El denunciante podría ser cualquiera, lo mismo algunos de los que me tienen ganas, que los hay, que cualquiera que se haga el ofendido

Eso implica que algún mando de la Guardia Civil ha considerado que era mucho más importante para la lucha contra la delincuencia y para la seguridad de los ciudadanos destinar hombres y recursos a esta investigación que, pongo por caso, a luchar contra las redes de estafadores por internet. Vale que no lo puedo decir, pero si pudiera diría que ese mando ha podido rozar el delito de malversación y que debería ser incapacitado para sus funciones. 

Pero no se puede decir, y tampoco podemos ponernos muy exquisitos con estas cosas, porque podemos quedarnos en cuadro. Según los últimos datos oficiales conocidos, de este mismo año, desde que entró en vigor la ley mordaza, en julio de 2015, se han impuesto casi siete mil sanciones a ciudadanos por supuestas faltas de respeto a los miembros de las fuerzas y cuerpos de seguridad, con la única prueba en todos los casos que la palabra de los ofendidos. 

No lo sé, pero podría suceder que entre esos ofendidos se contasen el guardia civil que acaba de ser enviado a prisión acusado de violar junto con cuatro amigos a una joven de 19 años en las fiestas de San Fermín en Pamplona, del que no cabe suponer que tenga un concepto muy diferente de sus obligaciones laborales que de su concepto de ocio. O podrían haber firmado cualquiera de esas sanciones alguno de los quince policías locales de Palma de Mallorca que están siendo procesados como miembros de una mafia que se dedicaba a extorsionar y coaccionar a los proxenetas que no les pagaban su protección, un caso con implicaciones políticas que acaba de hacer dimitir a la cúpula del PP de Palma. Recurro a este ejemplo por actual, pero no es nada diferente a lo que en Lugo se investigó en la operación Carioca, que también llevo a prisión y los juzgados a policías nacionales, locales y guardias civiles.

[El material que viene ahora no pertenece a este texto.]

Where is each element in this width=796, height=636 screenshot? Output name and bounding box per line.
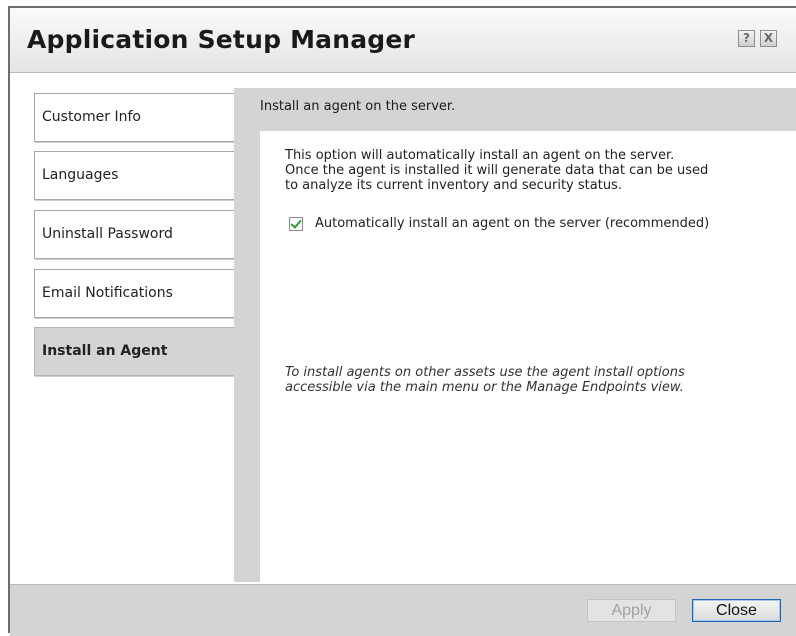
help-icon[interactable]: ?: [738, 30, 755, 47]
tab-languages[interactable]: Languages: [34, 151, 235, 200]
panel-header: Install an agent on the server.: [260, 99, 456, 114]
description-line: to analyze its current inventory and sec…: [285, 178, 622, 193]
close-icon[interactable]: X: [760, 30, 777, 47]
checkmark-icon: [290, 217, 302, 229]
close-button[interactable]: Close: [692, 599, 781, 622]
button-bar: Apply Close: [10, 584, 796, 636]
description-line: Once the agent is installed it will gene…: [285, 163, 709, 178]
tab-customer-info[interactable]: Customer Info: [34, 93, 235, 142]
auto-install-label[interactable]: Automatically install an agent on the se…: [315, 216, 709, 231]
tab-uninstall-password[interactable]: Uninstall Password: [34, 210, 235, 259]
description-line: This option will automatically install a…: [285, 148, 675, 163]
install-note: To install agents on other assets use th…: [285, 365, 785, 395]
panel-body: This option will automatically install a…: [260, 131, 796, 582]
dialog-title: Application Setup Manager: [27, 25, 416, 54]
setup-dialog: Application Setup Manager ? X Customer I…: [8, 6, 796, 636]
title-bar: Application Setup Manager ? X: [10, 8, 796, 73]
content-area: Customer Info Languages Uninstall Passwo…: [10, 73, 796, 584]
note-line: accessible via the main menu or the Mana…: [285, 380, 684, 395]
note-line: To install agents on other assets use th…: [285, 365, 685, 380]
description-text: This option will automatically install a…: [285, 148, 785, 193]
auto-install-checkbox[interactable]: [289, 217, 303, 231]
install-agent-panel: Install an agent on the server. This opt…: [234, 88, 796, 582]
apply-button[interactable]: Apply: [587, 599, 676, 622]
tab-email-notifications[interactable]: Email Notifications: [34, 269, 235, 318]
tab-install-an-agent[interactable]: Install an Agent: [34, 327, 237, 376]
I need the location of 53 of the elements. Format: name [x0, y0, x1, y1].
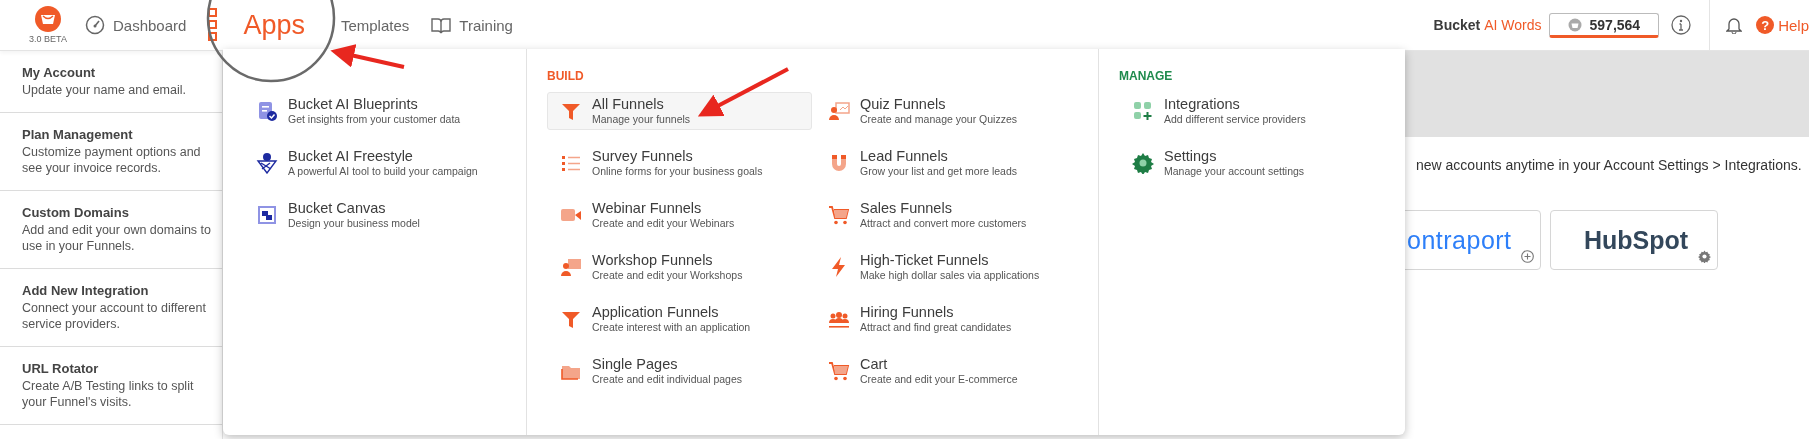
- settings-menu-item[interactable]: URL Rotator Create A/B Testing links to split your Funnel's visits.: [0, 347, 222, 425]
- version-label: 3.0 BETA: [29, 34, 67, 44]
- brand-label: Bucket: [1433, 17, 1481, 33]
- quiz-board-icon: [828, 100, 850, 122]
- integration-logo: HubSpot: [1583, 225, 1689, 255]
- bucket-icon: [1567, 17, 1582, 32]
- app-menu-item[interactable]: High-Ticket Funnels Make high dollar sales via applications: [815, 248, 1080, 286]
- app-menu-item[interactable]: Quiz Funnels Create and manage your Quizzes: [815, 92, 1080, 130]
- section-heading: BUILD: [547, 69, 584, 83]
- bell-icon[interactable]: [1726, 16, 1743, 34]
- document-check-icon: [256, 100, 278, 122]
- app-menu-item[interactable]: Webinar Funnels Create and edit your Webinars: [547, 196, 812, 234]
- settings-menu-item[interactable]: Add New Integration Connect your account to different service providers.: [0, 269, 222, 347]
- pin-triangle-icon: [256, 152, 278, 174]
- app-menu-item[interactable]: All Funnels Manage your funnels: [547, 92, 812, 130]
- nav-tab[interactable]: Dashboard: [85, 15, 187, 35]
- app-menu-item[interactable]: Bucket Canvas Design your business model: [243, 196, 506, 234]
- settings-menu-item[interactable]: Custom Domains Add and edit your own domains to use in your Funnels.: [0, 191, 222, 269]
- cart-icon: [828, 204, 850, 226]
- app-menu-item[interactable]: Single Pages Create and edit individual pages: [547, 352, 812, 390]
- app-menu-item[interactable]: Sales Funnels Attract and convert more customers: [815, 196, 1080, 234]
- app-menu-item[interactable]: Lead Funnels Grow your list and get more leads: [815, 144, 1080, 182]
- section-heading: MANAGE: [1119, 69, 1173, 83]
- app-menu-item[interactable]: Hiring Funnels Attract and find great candidates: [815, 300, 1080, 338]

Los lucenses deberían controlar su afición a compartir esas imágenes costumbristas de patrullas concentradas en un bar

Puede ser, por seguir en el ámbito local y reciente, que el próximo que se sienta ofendido con la actitud de un ciudadano sea el guardia civil que acaba de ser condenado a dos años por la Audiencia Provincial de Lugo tras reconocer su implicación en una red de tráfico de cocaína. Apenas una tontería, al angelito solo le pillaron transportando en su propio vehículo más de cien gramos de cocaína para distribuir en A Mariña. Antes ya había sido juzgado por un tribunal militar por abandono de servicio y otras cosillas sin importancia para un tipo que camina con placa y pistola. Aún sigue en el cuerpo. 

Sin ponernos tan dramáticos, los lucenses deberían controlar su afición a compartir en las redes sociales esas imágenes costumbristas de varias patrullas policiales concentradas en el mismo bar en horario de trabajo (son comunes las llamadas a este periódico advirtiendo de que algo gordo debe estar pasando en este u otro lugar, porque hay mucha policía, cuando lo único gordo que pasa son las tapas) o de vehículos oficiales aparcados en plazas prohibidas o interrumpiendo el tráfico, otro clásico que podría terminar en multa si se cruza por medio una personalidad quisquillosa. 

Y todo esto es nada ante la presión que debe sufrir el pobre juez que está investigando la trama de venganzas, escuchas, creación de pruebas falsas y persecución ideológica que gira en torno al comisario de la Policía Nacional José Manuel Villarejo, uno de los personajes más siniestros que ha dado nuestra historia reciente, y otros altos mandos de Asuntos Internos e incluso de los servicios de inteligencia. A ver cómo los interroga sin que se sientan ofendidos en su dignidad profesional. 

Este es el panorama en el que sigue funcionado la infame ley de seguridad ciudadana y son sobre estos aspectos sobre los que nos avisaron todos los organismos internacionales de derechos humanos antes de su aprobación. Las multas arbitrarias y fuera de todo control judicial por las supuestas ofensas a los miembros de los cuerpos y fuerzas de seguridad no son ni mucho menos lo más grave, pero sí uno de los ejemplos más visibles de sus efectos perversos sobre la ciudadanía. Su derogación inmediata debería formar parte de cualquier acuerdo de gobierno que se negocie para que nuestra democracia pueda ir recuperando parte de su dignidad prohibida. Mientras, todos somos sospechosos.